Subjects covered included academia, working with contractors, the role of social media and client relationships - and it proved to be a good preface for Andrew’s talk later that day to RGU students.
“I find it extremely difficult to speak about our work and blow our own trumpet in such a way because I feel as if it's too closely related to myself personally, and as a person that’s the opposite of my personality.”
“I’m not a social media person - but I quite like that window into the background of what happens behind designing and delivering buildings. Normally you don’t show a potential client site photographs, sketches and drawings that are partly conceived.”
“We’re very interested in the process and not just the output. I don’t know whether that comes from having been in academia and that being one of my areas of interest, or where the driver for it is, truth be told.”
“Contractors are the ones who take the things from our head and make them real - and I don’t think that enough attention is given to those relationships, and how fostering them is absolutely crucial to delivering buildings of a quality that you’re looking for.”
“It’s not about money - it’s about values. It’s about what’s important to people.”
“There’s more to life than buying something for £1 and selling it for two. And you need people who have a values system that has a bit of both. I think architects don’t praise contractors enough actually.”
“Architects - I think quite harshly - have a reputation for being aloof.”

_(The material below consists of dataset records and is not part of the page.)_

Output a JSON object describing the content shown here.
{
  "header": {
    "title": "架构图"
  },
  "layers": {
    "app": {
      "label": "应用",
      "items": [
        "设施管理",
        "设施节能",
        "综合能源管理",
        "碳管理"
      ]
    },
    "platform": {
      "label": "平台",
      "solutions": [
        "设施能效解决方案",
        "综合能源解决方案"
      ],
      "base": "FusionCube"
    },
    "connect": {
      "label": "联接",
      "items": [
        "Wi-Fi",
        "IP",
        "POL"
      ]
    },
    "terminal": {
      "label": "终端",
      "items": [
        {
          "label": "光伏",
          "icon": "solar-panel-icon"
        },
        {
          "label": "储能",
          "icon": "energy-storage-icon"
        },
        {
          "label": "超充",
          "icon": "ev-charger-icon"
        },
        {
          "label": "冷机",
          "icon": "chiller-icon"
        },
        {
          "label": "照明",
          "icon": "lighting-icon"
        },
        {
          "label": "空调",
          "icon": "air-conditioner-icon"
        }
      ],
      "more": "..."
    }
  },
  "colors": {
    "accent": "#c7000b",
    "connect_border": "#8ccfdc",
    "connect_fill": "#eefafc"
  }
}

“Buildings are about people - and I know that’s really pretentious - but they are. When you work at a domestic scale, the people who inhabit and use those buildings really drive - or should really drive - how those buildings are formed and delivered.”
“Everyone is scared of what they don’t know. What you want to make them understand is they’ve not come to you for you to bestow upon them a building. It’s their building, and actually if you make them feel involved in the process and you develop a relationship with them, they are more likely to listen to what you say.”